The ritual of making and drinking tea has been practiced for thousands of years, and for good reason. Tea contains polyphenols to protect your heart, antioxidants that may lower your risk of cancer and other nutrients that boost your immune system. When you're expecting, the benefits get even better. A comforting cup may ease morning sickness, and even make for a shorter labor. But while many teas are safe for pregnancy, some are potentially dangerous for moms-to-be and should be avoided. Read on for more.
“Herbal teas can help hydrate the body when women don't want to drink plain water," says Amelia Hirota, D.Ac., an herbalist and acupuncturist at Phoenix Fertility Center in East Greenwich, R.I. Plus, some provide important pregnancy nutrients, including calcium, magnesium and iron.
Rooibos tea, in particular, is a good one to try because of its antioxidant properties; it's also caffeine-free. Other herbal teas may help alleviate morning sickness (ginger and mint), prevent insomnia (chamomile) and promote more effective contractions during labor (red raspberry leaf). "Many midwives believe that drinking red raspberry leaf tea during pregnancy tones the uterine muscle, which may help make contractions more efficient," says Hirota.

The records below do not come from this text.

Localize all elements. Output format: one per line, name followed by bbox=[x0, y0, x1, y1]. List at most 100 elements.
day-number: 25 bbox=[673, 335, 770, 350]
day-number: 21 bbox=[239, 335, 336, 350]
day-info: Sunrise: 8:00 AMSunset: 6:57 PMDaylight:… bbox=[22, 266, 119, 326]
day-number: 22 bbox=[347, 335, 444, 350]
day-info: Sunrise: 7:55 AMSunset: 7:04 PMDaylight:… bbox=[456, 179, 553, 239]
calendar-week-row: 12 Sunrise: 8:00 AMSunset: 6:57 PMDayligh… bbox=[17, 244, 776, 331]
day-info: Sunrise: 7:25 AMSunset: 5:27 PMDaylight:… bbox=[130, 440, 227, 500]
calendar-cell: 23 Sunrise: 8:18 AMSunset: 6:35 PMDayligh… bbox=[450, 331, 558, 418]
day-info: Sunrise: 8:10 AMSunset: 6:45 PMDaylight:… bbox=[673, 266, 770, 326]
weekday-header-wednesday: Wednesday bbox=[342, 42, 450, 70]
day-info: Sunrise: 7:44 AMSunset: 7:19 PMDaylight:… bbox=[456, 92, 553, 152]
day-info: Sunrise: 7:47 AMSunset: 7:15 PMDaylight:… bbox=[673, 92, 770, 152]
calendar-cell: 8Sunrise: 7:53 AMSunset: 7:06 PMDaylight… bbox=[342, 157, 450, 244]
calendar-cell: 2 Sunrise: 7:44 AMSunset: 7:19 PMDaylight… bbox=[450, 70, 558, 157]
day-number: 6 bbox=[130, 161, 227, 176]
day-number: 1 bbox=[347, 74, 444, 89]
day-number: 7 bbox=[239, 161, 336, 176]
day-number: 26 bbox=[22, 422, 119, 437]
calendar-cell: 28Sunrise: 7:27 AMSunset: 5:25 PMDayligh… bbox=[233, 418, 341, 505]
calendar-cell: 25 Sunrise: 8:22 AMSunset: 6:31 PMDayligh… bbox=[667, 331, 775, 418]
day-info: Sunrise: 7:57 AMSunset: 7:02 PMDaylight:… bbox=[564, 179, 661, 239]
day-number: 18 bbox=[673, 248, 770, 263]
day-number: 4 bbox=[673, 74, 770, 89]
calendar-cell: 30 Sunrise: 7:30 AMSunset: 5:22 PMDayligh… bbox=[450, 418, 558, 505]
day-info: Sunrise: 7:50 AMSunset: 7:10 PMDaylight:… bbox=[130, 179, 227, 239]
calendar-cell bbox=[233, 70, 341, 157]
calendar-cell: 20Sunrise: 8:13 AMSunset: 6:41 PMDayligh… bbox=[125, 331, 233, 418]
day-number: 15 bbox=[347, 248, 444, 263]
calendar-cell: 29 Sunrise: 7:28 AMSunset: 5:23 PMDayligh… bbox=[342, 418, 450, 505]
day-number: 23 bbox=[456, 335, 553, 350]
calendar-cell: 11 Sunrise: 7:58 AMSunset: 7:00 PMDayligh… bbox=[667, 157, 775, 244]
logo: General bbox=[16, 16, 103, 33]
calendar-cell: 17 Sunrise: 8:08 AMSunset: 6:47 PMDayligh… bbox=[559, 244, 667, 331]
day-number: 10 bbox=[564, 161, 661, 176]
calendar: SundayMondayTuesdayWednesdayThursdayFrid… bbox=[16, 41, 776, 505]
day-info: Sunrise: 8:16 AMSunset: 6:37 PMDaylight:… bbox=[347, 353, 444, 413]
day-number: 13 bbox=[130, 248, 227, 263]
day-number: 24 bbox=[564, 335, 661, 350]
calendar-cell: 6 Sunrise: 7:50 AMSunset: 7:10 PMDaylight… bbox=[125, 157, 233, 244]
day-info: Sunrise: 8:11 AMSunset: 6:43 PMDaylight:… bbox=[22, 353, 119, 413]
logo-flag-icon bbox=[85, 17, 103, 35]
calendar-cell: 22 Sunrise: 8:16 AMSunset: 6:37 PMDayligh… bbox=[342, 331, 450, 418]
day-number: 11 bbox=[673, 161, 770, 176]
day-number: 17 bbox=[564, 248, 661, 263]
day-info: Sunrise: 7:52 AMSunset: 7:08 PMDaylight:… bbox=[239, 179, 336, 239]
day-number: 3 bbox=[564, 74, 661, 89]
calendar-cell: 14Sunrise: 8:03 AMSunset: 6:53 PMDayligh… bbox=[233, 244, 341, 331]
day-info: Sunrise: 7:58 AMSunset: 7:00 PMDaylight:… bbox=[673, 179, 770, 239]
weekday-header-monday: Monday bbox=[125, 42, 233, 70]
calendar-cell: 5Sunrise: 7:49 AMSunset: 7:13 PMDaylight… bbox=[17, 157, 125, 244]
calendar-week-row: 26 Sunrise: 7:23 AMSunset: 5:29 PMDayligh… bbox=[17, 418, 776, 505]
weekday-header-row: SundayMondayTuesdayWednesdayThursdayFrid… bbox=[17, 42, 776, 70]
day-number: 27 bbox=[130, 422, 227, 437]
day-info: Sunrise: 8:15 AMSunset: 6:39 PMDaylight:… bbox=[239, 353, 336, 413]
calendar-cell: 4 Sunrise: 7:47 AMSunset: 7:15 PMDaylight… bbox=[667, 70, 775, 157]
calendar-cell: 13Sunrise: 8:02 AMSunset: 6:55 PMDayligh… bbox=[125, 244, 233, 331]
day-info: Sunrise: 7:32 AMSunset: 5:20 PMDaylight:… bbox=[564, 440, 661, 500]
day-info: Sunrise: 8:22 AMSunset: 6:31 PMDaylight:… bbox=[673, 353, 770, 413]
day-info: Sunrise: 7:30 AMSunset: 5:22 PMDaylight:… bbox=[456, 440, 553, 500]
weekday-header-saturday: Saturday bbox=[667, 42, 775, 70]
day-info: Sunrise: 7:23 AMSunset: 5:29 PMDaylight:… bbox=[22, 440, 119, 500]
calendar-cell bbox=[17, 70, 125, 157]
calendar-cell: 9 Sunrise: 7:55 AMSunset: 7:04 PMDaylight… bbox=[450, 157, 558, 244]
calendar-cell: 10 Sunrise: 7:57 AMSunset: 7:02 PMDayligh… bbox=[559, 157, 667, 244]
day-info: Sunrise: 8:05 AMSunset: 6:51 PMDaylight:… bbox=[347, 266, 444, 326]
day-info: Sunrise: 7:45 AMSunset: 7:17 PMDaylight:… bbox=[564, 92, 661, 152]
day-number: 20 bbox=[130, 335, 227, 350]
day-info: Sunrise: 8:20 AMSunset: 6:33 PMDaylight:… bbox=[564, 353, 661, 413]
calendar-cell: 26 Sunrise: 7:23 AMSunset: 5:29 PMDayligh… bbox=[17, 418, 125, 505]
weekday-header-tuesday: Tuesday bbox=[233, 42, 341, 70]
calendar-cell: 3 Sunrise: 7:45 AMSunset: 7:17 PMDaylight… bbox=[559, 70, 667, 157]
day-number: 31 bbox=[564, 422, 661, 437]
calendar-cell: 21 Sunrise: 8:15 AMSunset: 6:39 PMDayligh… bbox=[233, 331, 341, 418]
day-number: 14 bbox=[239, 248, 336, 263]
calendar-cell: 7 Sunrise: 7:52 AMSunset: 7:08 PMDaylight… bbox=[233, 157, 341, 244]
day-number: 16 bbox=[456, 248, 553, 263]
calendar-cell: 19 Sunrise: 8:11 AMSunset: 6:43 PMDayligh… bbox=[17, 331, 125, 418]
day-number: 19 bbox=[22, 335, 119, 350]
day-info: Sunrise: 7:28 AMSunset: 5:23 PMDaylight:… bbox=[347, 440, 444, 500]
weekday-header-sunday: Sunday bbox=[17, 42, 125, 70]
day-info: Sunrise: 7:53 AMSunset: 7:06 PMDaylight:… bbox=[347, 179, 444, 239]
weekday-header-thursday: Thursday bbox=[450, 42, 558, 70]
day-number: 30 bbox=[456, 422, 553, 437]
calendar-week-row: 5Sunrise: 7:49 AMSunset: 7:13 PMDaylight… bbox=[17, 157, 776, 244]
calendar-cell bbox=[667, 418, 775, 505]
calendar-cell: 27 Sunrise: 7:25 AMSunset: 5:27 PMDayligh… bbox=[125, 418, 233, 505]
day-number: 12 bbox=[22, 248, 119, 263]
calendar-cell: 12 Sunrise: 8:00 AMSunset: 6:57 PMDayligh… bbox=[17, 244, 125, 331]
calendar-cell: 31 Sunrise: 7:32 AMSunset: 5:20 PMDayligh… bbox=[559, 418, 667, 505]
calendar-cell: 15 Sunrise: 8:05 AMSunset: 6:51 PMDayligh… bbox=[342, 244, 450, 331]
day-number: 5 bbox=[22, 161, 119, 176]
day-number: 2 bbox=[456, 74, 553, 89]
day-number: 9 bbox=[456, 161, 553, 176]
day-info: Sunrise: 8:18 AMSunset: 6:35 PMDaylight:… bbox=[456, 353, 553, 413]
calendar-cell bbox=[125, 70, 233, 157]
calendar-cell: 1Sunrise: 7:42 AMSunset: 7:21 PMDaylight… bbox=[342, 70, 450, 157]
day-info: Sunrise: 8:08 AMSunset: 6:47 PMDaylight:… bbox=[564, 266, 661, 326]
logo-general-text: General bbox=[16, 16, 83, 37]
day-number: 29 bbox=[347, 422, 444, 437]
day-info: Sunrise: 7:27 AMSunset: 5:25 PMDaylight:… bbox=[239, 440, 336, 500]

Nettle leaf (also known as stinging nettles) is an herb commonly found in pregnancy teas and recommended by many herbalists and midwives. "It's a fabulous source of vitamins and minerals, including iron, vitamins A, C and K, and potassium," says Hirota. However, make sure any nettle tea you drink uses dried leaves, not root (the label should list nettle leaf), and don't drink too much, especially in the first trimester, because of its stimulating effect on the uterus. However, the tea is safe for pregnancy throughout the second and third trimesters, Hirota says. You can steep your own by adding an ounce of dried nettle leaf to a quart of boiling water.
An important thing to note: herbal supplements and teas aren't regulated by the FDA. While there are few studies on the benefits and risks of drinking herbal tea during pregnancy, some medical experts suggest limiting your intake unless they're teas from well-known brands or are milder teas like peppermint or ginger.
Some herbal teas are unsafe when you're expecting; these include PMS, diet, cleansing and detoxification teas, as well as those with the herbs black cohosh, blue cohosh, dong quai and others.. Also avoid herbal laxatives, so read tea labels carefully. "In high doses, some naturally occurring substances, such as cascara sagrada or senna, can cause changes in electrolytes," says Laurie Green, M.D., an obstetrician in San Francisco. Electrolytes, which include chloride, sodium and potassium, are required for normal cell and organ functioning. These herbal laxatives can promote diuresis (increased urination) or diarrhea, both of which can cause dehydration, says Green. Such varieties are best avoided until after you deliver and finish breastfeeding; even then, use caution.
No matter which tea you choose, don’t overindulge. A 2012 study suggests that high consumption of tea (more than three cups per day) may interfere with the absorption of folic acid, that essential nutrient for preventing neural tube defects like spina bifida. "If you limit your intake to two to three cups per day, there's no evidence of any harm coming from that," says David Elmer, M.D., an Ob-Gyn at Nantucket Cottage Hospital in Nantucket, Massachusetts. Overall, as with anything else in pregnancy, it's best to practice moderation.
Unlike herbal teas, which contain only about 0.4 milligrams of caffeine per cup, non-herbal teas (black, green and oolong) contain about 40 to 50 milligrams per cup. Sip four or five cups throughout the day, and you've gotten about 200 milligrams of caffeine. A study from Kaiser Permanente's Northern California Division of Research found that pregnant women who consumed more than 200 milligrams of caffeine daily had double the risk of miscarriage compared with those who avoided the stimulant. However, a study conducted by the National Institutes of Health found no association between intakes of up to 350 milligrams of caffeine and miscarriage.
Without a definitive answer on the effects of caffeine while expecting, most experts agree it's best to use caution and limit intake to less than 200 milligrams a day. "Caffeine in any form is too stimulating during pregnancy," says Hirota. "It also increases the load on the liver, which is already busy processing pregnancy hormones." Even so, drinking tea during pregnancy tends to be better than coffee, so you can indulge a little bit more.
Also keep in mind that iced tea may be a better bet, as larger servings often come with less caffeine than their hot counterparts – a Snapple lemon tea has 62 milligrams of caffeine in a 16-ounce serving, and 20 ounces of Lipton lemon iced tea has just 35 milligrams.
Caffeine is the first substance released into the water during steeping (this occurs within the first 25 seconds). To decaffeinate your favorite tea, steep the leaves or bag for 30 seconds, dump the water, then refill your cup with hot water and steep again. Most of the caffeine will be removed.